Where to now for Perth’s property market?

Perth’s economy, arguably Australia’s largest benefactor from the most recent resources boom, has struggled to maintain the rate of growth set between 2003 and 2011. The property market has performed similarly, feeling the effects of a rising unemployment rate and loss of consumer confidence. As at September 2017, the Australian Bureau of Statistics (ABS) indicated that Perth’s median house price was $500,000, a 10% fall from three years prior.

In past years Western Australia boasted one of the strongest economies in the country, but in 2017 it was less than satisfactory as it performed worse than any other state in the country, declining 2.7%. This is a significant fall on the ten-year average of 3.9% growth.
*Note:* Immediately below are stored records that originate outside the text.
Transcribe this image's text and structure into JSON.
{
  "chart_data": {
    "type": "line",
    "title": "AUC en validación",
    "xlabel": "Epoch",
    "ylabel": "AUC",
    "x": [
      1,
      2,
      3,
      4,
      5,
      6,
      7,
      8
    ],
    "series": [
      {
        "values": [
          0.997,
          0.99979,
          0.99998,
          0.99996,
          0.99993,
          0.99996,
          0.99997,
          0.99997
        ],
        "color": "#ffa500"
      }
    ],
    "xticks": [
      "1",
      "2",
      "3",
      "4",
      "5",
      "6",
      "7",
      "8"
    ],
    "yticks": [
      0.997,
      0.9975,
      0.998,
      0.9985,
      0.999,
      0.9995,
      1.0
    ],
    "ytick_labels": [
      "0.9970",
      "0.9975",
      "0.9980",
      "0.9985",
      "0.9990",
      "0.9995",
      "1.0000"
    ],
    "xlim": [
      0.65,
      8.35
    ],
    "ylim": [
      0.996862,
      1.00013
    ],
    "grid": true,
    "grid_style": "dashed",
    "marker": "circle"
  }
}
Population growth figures remain well below peak and average levels for Western Australia. In 2017 20,000 people were added to the population as opposed to the 85,000 during the mining boom and the historic annual average growth rate of 45,000 for Western Australia.

The dramatic rise in Chinese demand for resources was key to the uplift in demand and growth in Perth’s property market. In 2016, the price of iron ore doubled to $US80 per tonne, injecting an estimated $2 billion into Western Australia’s state revenue and restoring some confidence in the property market. The growth in iron ore prices has brought some positivity back to the mining economy.
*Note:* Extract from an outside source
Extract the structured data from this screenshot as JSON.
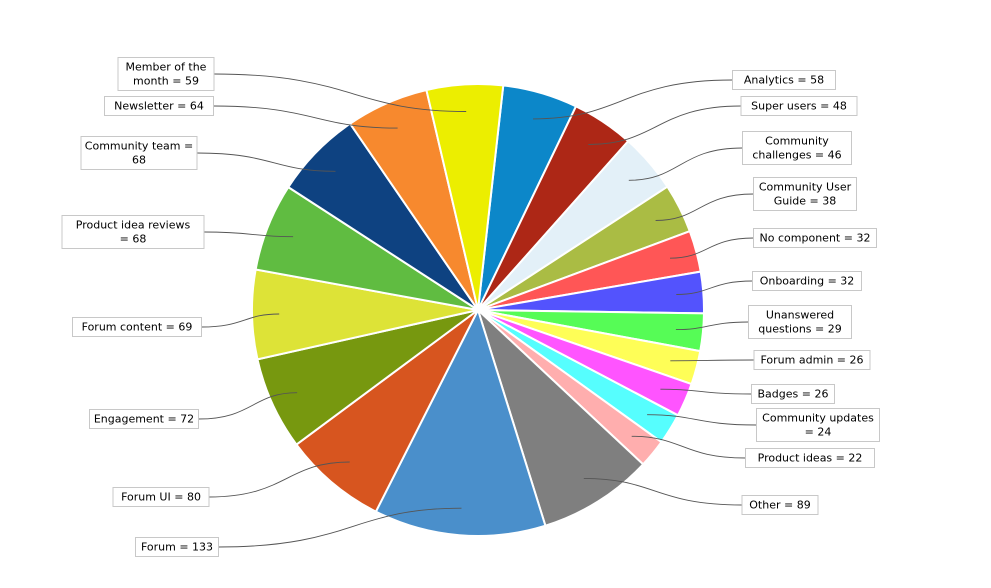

In the post-mining boom period, the loss of jobs and subdued growth in median incomes led to a reduction in demand for property in terms of sales and rentals. The property market’s correction from the dizzy heights of the mining boom is still evident in all facets of the market. The twenty-four months to June 2016 saw declines in both median attached and detached dwellings prices, 12% and 5% respectively. Similarly, the rental market has softened, with rental yields for apartments declining from 6% to 4.3% according to SQM Research. In 2017 vacancy rates rose to 5%. As at January 2018 the city’s vacancy rate currently sat at 4.5%, a steady reduction from the 5% vacancy recorded in early 2017.

In some ways, 2017 can be labelled as a year of market recalibration. The stability that residents and investors alike have yearned for has now entered the market; home values and rental yields are no longer falling and have plateaued. This is a sign of Perth reaching the bottom of the market.

 

Outlook for 2018

More positive media exposure and the state government’s aggressive approach to infrastructure investment are driving a sentimental shift in Perth while also creating thousands of jobs. The following projects under construction and recently completed are restoring confidence in the market while also challenging the perception of Perth’s reliance on the resources sector:

Perth City Link project ($5.3 billion)

Elizabeth Quay project ($2.6 billion)

East Perth Riverside ($2.1 billion)

Fiona Stanley Hospital ($2 billion)

International airport-city link ($2 billion)

New Perth Stadium ($1.2 billion)

Perth Children’s Hospital ($1.2 billion)

Gateway Transport update ($1 billion)

Perth Arena ($548 million)

New Perth Museum ($428 million)

After appearing to reach the bottom of the market in 2017, Perth is likely to begin a slow recovery. The outlook for Perth from hereon is looking more positive.